Olmert à Moscou pour convaincre Poutine de la malveillance iranienne
Leur allié américain remonté au créneau de la Guerre froide avec l’Iran comme pomme de discorde, les Israéliens ont de leur côté pris le mors diplomatique aux dents. Ehud Olmert s’est envolé jeudi pour Moscou, avant Paris où il devrait rencontrer le président Nicolas Sarkozy dimanche et Londres pour une entrevue, mardi, avec son homologue britannique, Gordon Brown. La ministre israélienne des Affaires étrangères, Tzipi Livni, projette de son côté un bref séjour en Chine pour tenter de convaincre Pékin de ne pas s’opposer, au Conseil de sécurité des Nations unies, au renforcement des sanctions anti-iraniennes à la fin du mois prochain.
Selon la radio militaire israélienne, dans l’appareil de l’armée de l’air qui l’a transporté à Moscou pour un entretien éclair –officiellement arrangé la semaine dernière – avec Vladimir Poutine, le Premier ministre israélien avait emporté avec lui des preuves de la malveillance nucléaire de Téhéran, des photos satellites des sites litigieux en construction en particulier. Sans surprise, les services d’Ehud Olmert avaient indiqué que les deux hommes avaient « l'intention de discuter d'une série de questions régionales, dont le processus de paix avec les Palestiniens, la menace iranienne et la tentative [de Téhéran] de se procurer l'arme nucléaire ».
Partisan d’un troisième train de sanctions contre l’Iran élargi « au niveau diplomatique et économique », le Premier ministre israélien a aussi sur sa liste de doléances la question des livraisons d’armes russes à la Syrie. Celle-ci arrose généreusement le Hezbollah libanais, assure-t-il, compromettant la sécurité d'Israël. Certains observateurs avaient pour leur part expliqué le raid israélien contre la Syrie du 6 septembre dernier par une volonté israélienne de s’emparer de preuves d’une aspiration syrienne à la nucléarisation militaire. Ehud Olmert aura donc tenté de convaincre Vladimir Poutine qu’il serait prudent de l’entendre s’il n’est pas en mesure de contrôler suffisamment étroitement les programmes belliqueux de ses amis iraniens et syriens.
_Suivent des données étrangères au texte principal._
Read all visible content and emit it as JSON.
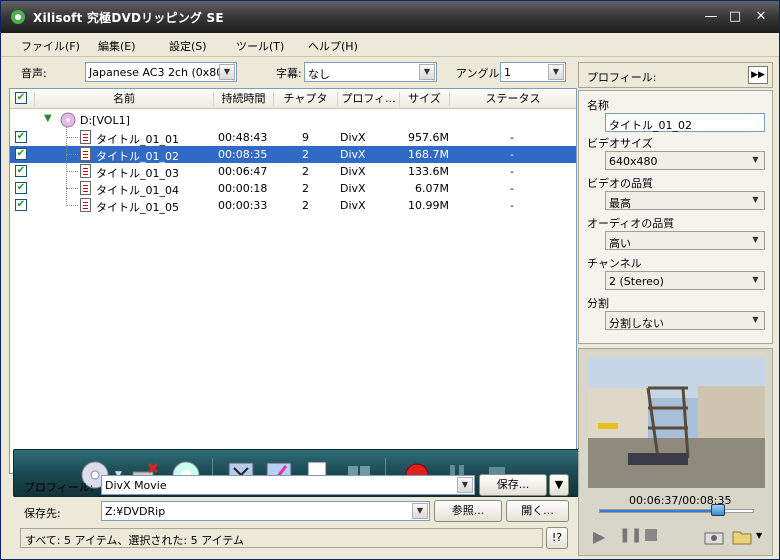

Washington en « guerre psychologique » selon Téhéran
Dans ce contexte tendu, l'agence officielle iranienne Isna a jugé utile de faire savoir que le négociateur iranien du dossier du nucléaire, Ali Larijani, avait reçu mardi « un message spécial » de Vladimir Poutine, pendant la visite historique de ce dernier, la première d’un
représentant du Kremlin depuis 1943. Le message en question concernerait bien évidemment le programme nucléaire iranien, suggère-t-il à mots couverts. Les déclarations de Bush « montrent la colère des Etats-Unis face aux succès de l’Iran sur la scène internationale et font partie d’une guerre psychologique », commente de son côté le chef adjoint du Conseil suprême de la sécurité nationale iranienne, Abdol-Reza Rahmani Fazli.
La petite phrase sibylline de Larijani vise peut-être à aider Moscou à se tirer d’embarras avec de « nouvelles propositions ». Fazli glisse en tout cas que Washington tente de « camoufler des informations à propos de la visite du président russe Vladimir Poutine à Téhéran et de minimiser les résultats de cette visite ».